‘The statistics are unacceptable’: Philly panel explores improving health for black community
The town hall organized by the Urban Affairs Coalition explored how the pandemic has revealed the urgency of addressing health disparities and what makes for a healthy community.
“We are very pleased to be joined today by several highly accomplished public health leaders to discuss the work being done in the region to address COVID-19 and other public health issues like HIV, the crisis opioids (and) gun violence issues that we face — all of which are important to our communities,” said Robert W. Bogle, president and CEO of the Philadelphia Tribune, who moderated Wednesday’s panel discussion. .
Steve Fera, senior vice president of public affairs at Independence Blue Cross, shared sobering statistics on the health outcomes of African Americans in Philadelphia as the backdrop for the discussion. He noted that during the pandemic, life expectancy for African Americans has dropped by three years in black neighborhoods and they are three times more likely to have conditions that put pregnancies at risk.
Will Cited a Penn Medicine 2021 study which found that opioid overdose deaths increased by more than 50% among black residents during the pandemic, while the rate among whites dropped by 31%.
“The statistics are unacceptable,” Fera said. “We need to change things and that’s why this forum…is an important part, but it doesn’t happen alone. We do this through partnerships.
The event comes as Independence joined other major healthcare organizations in announcing Accelerate Health Equity, a multi-year collaboration that brings together Philadelphia-area organizations to address systemic racism and barriers to health care. health.

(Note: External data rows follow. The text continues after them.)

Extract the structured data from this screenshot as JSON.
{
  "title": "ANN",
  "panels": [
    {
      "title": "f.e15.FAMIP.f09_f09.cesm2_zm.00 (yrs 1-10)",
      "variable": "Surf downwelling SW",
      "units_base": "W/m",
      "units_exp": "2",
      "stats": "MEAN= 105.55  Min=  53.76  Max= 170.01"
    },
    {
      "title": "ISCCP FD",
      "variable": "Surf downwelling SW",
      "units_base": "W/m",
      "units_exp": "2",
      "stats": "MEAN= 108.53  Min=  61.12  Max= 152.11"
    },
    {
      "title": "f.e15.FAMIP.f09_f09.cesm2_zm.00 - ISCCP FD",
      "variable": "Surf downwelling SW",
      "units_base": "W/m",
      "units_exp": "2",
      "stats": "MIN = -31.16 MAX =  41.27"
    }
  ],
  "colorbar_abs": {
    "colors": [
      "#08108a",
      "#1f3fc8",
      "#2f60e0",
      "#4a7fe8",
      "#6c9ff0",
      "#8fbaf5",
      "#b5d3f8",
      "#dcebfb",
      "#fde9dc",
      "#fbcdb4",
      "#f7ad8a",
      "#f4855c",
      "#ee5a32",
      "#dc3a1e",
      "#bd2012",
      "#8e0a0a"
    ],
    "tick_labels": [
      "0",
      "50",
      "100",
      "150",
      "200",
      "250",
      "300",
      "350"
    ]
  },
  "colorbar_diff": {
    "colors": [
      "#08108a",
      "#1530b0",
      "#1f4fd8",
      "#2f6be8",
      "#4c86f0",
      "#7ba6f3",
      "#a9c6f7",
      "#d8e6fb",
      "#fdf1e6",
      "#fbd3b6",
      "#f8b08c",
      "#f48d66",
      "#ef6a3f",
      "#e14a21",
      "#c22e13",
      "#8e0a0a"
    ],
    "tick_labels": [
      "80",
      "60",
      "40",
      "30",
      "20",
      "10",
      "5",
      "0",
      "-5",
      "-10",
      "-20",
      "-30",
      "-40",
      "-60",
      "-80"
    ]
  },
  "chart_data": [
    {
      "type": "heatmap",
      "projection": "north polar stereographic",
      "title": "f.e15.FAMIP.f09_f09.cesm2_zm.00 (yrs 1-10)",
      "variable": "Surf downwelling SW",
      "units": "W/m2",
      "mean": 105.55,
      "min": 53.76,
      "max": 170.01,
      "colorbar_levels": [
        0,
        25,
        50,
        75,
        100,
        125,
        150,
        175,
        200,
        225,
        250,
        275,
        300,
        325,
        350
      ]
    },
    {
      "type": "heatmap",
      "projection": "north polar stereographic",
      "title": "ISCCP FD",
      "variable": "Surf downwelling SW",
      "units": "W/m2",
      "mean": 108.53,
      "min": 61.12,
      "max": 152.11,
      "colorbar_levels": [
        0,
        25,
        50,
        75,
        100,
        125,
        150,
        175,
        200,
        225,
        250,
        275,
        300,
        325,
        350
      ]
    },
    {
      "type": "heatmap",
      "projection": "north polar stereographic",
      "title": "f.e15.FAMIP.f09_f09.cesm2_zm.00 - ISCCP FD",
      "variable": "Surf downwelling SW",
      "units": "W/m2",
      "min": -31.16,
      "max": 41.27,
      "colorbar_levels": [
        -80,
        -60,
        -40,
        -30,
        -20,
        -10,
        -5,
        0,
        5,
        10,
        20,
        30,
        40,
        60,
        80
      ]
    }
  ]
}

During the roundtable, Philadelphia Health Commissioner Dr. Cheryl Bettigole emphasized the importance of using a data-driven approach to thoroughly examine the factors behind poor health outcomes. health.
“When we think of common causes of death in Philadelphia, we think of heart disease, cancer (and) gun violence deaths,” she said.
“We understand the immediate behaviors that lead people to these things – you know the smoking rates, poor diet and lack of physical activity (and) involvement in violence.”
“But it becomes very easy for us to say that these are individual behavioral choices, but when we look at neighborhoods and we see different choices depending on where people live or the color of their skin, we have to look more deeply,” Bettigole said. “We need to look at where the structures and systems in our society are that push people into certain behaviors over others.”
Dr. Ruth M. Abaya, an emergency physician at Children’s Hospital of Philadelphia, spoke about addressing gun violence as a public health issue.
She is also a program manager for the Injury Prevention Program at the Philadelphia Department of Public Health. Abaya said that under Bettigole’s leadership, they were trying to use a data-driven approach to identify key drivers of violence.
“It’s not just the proximal drivers – having access to a gun for example – but it goes further upstream to think about what’s been happening in communities, what’s been happening in communities for generations, it could put us in a position now where we see violence clustering specifically in black and brown communities in the city of Philadelphia,” Abaya said.
Dr Ala Stanford, founder and CEO of the Black Doctors COVID-19 Consortium, said data collection and community work should be done simultaneously.
“I think among the things that I identified as being on both sides was that there was a lag between when the data got to the people who could create the intervention and the resources and the money to actually perform,” Stanford said.
“I’ve found that the way change is sustainable is that it comes from the top down. Management needs to decide where we are going to focus and where the resources are.
“So with the pandemic, when you recognize that positive rates were highest in certain postcodes but testing was lowest in those postcodes, that’s where the resources needed to go,” he said. she continued.
When the consortium was hosting a vaccination event at a school that had lost a student to gun violence, they realized there was an immediate need for trauma counseling.
“So the takeaway is that it’s top-down in that we have acute teams to deal with acute issues, rather than being held back at all by all the data coming in.”
Stanford and the consortium received UAC’s Living Legacy Award at the event. The award is inspired by U.S. Representative Dwight Evans and is given to a visionary community leader. The consortium has tested more than 30,000 patients and vaccinated more than 55,000 Philadelphians.
Dr. Sandra E. Brooks, executive vice president, community health equity lead, Jefferson Health, spoke about moving beyond concepts of race and ethnicity to address the causes of health disparities. health.
“There are a variety of things that we recognize now that we need to go beyond just race and ethnicity to understand what the real drivers are,” she said. “Yes, we know racism still exists and we know there are structural barriers, but we also need to address what decades of redlining have done to this city – how segregated this city still is.”
“I think what the pandemic has compelled us to do is that every entity that is in a position to influence either their local organizational policy or their policy outside of their neighborhood, really critically examine those policies to see how these policies are disproportionately disadvantageous. a population,” Brooks said.
Ayana Jones is a reporter for the Philadelphia Tribune, where this story first appeared.